The climate community is divided over whether to allow for the concept of “net zero carbon emissions.” Some feel that creates too many loopholes and may shift the burden onto poor countries and communities. Others however want to promote strategies such as regenerative agriculture to put carbon back into the soil and to deal with the reality that some industrial processes require temperatures not yet achievable with renewables.

As noted above, Cuomo wants to include carbon capture and storage as well as biomass, all of which have problems.

A major issue largely being ignored in the discussions is the role of nuclear power which presently provides around 20% of the state’s electricity. The OFF Act calls for the phase out of nukes by 2030. Cuomo’s goal for 2040 for 100% of the state’s electricity to be “carbon-free” incorporates nuclear.

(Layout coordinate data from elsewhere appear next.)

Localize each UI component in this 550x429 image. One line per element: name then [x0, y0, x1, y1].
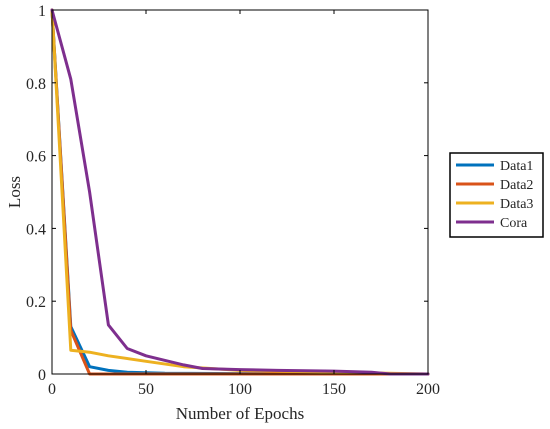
y-tick-label: 1 [38, 3, 46, 20]
legend-label-data1: Data1 [500, 159, 533, 174]
legend-label-data3: Data3 [500, 197, 533, 212]
y-tick-label: 0 [38, 367, 46, 384]
y-axis: 0 0.2 0.4 0.6 0.8 1 [26, 3, 428, 384]
legend-label-cora: Cora [500, 216, 528, 231]
x-tick-label: 150 [322, 381, 346, 398]
legend-label-data2: Data2 [500, 178, 533, 193]
series-line-cora [50, 8, 430, 376]
y-tick-label: 0.4 [26, 221, 46, 238]
x-tick-label: 0 [48, 381, 56, 398]
x-axis: 0 50 100 150 200 [48, 10, 440, 398]
x-tick-label: 100 [228, 381, 252, 398]
y-tick-label: 0.6 [26, 149, 46, 166]
legend: Data1 Data2 Data3 Cora [449, 152, 544, 238]
plot-series-group [50, 8, 430, 376]
y-tick-label: 0.2 [26, 294, 46, 311]
y-tick-label: 0.8 [26, 76, 46, 93]
x-axis-title: Number of Epochs [176, 404, 304, 423]
x-tick-label: 50 [138, 381, 154, 398]
y-axis-title: Loss [5, 176, 24, 208]
x-tick-label: 200 [416, 381, 440, 398]
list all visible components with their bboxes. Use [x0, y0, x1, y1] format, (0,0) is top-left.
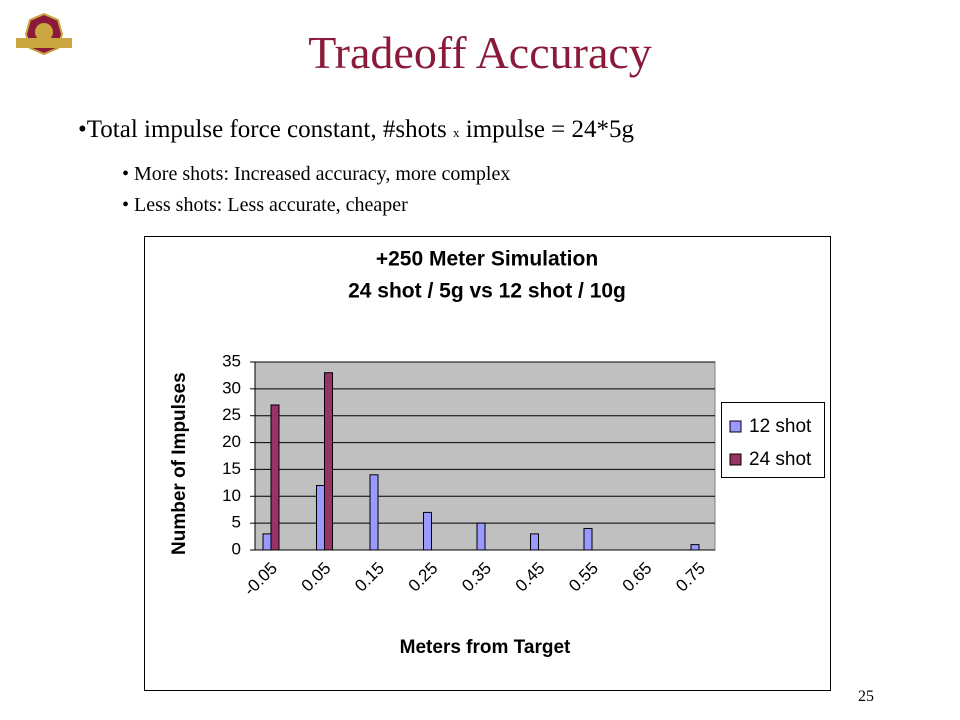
y-axis-label-group: Number of Impulses	[169, 372, 190, 555]
y-tick-label: 20	[222, 432, 241, 451]
subbullet-text: Less shots: Less accurate, cheaper	[134, 194, 408, 216]
logo	[16, 12, 72, 56]
subbullet-text: More shots: Increased accuracy, more com…	[134, 163, 511, 185]
subbullet: • More shots: Increased accuracy, more c…	[122, 163, 511, 185]
page-number: 25	[858, 688, 874, 705]
legend-swatch	[729, 453, 742, 466]
bullet-text: Total impulse force constant, #shots	[86, 116, 447, 143]
bar	[530, 533, 539, 551]
slide-title: Tradeoff Accuracy	[308, 27, 652, 78]
y-tick-label: 30	[222, 378, 241, 397]
chart-title: 24 shot / 5g vs 12 shot / 10g	[348, 280, 626, 303]
bar	[690, 544, 700, 551]
legend-swatch	[729, 420, 742, 433]
bar	[316, 485, 325, 551]
y-tick-label: 0	[232, 539, 241, 558]
bullet: •Total impulse force constant, #shots x …	[78, 116, 635, 143]
bar	[262, 533, 272, 551]
subbullet: • Less shots: Less accurate, cheaper	[122, 194, 408, 216]
legend-label: 24 shot	[749, 449, 812, 470]
y-tick-label: 10	[222, 486, 241, 505]
y-axis-label: Number of Impulses	[169, 372, 190, 555]
y-tick-label: 15	[222, 459, 241, 478]
legend-label: 12 shot	[749, 416, 812, 437]
chart-title: +250 Meter Simulation	[376, 248, 598, 271]
bullet-text: x	[453, 125, 460, 140]
bar	[583, 528, 593, 551]
bar	[369, 474, 379, 551]
bar	[270, 404, 280, 551]
bar	[476, 522, 486, 551]
x-axis-label: Meters from Target	[400, 637, 571, 658]
bar	[423, 511, 432, 551]
y-tick-label: 5	[232, 513, 241, 532]
y-tick-label: 25	[222, 405, 241, 424]
bullet-text: impulse = 24*5g	[465, 116, 635, 143]
bar	[324, 372, 333, 551]
y-tick-label: 35	[222, 351, 241, 370]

A critical part of the CCPA is its calls for 40% of “certain” climate funds to go to disadvantaged communities. The definition of funds in the bill however is more narrow than most people realize. A major negotiating point will be how much funds to allocate and how to spend it (e.g., what type of projects would qualify). Cuomo also talks about other ways to implement policies to help disadvantaged communities apart from funding.

There also needs to be ways to ensure effective participation by EJ, low-income, labor and climate groups in developing and implementing that state’s climate agenda. Representation on a “state climate council” is also being debated. Most of the legislative bills have assumed it would be part of DEC; others like the Governor want NYSERDA to have a major role (e.g., be co-chair)

The call for labor standards – prevailing wages – is also narrower in the CCPA than most people realize. Yet it is still drawing the opposition of the solar industry which claims it will drive up costs 25% or so. As provided for in the CCPA, Cuomo has extended prevailing wage to large-scale renewable projects funded by the state.

The details of a Just Transition also have to be resolved. The OFF Act guarantees jobs and wages to displaced workers and provides funding to communities dependent on tax payments from the fossil fuel and nuclear industry.

Another issue largely ignored is the need for public / community ownership and democratic control of energy systems. A proposal last year to have the NY Power Authority build and own renewables was defeated as least partially due to opposition from the renewable energy systems. NYPA was given permission in this year’s budget to finance such systems and to supply electricity to more systems such as CCAs.

The agriculture sector needs a far more central role in climate action than is presently being discussed.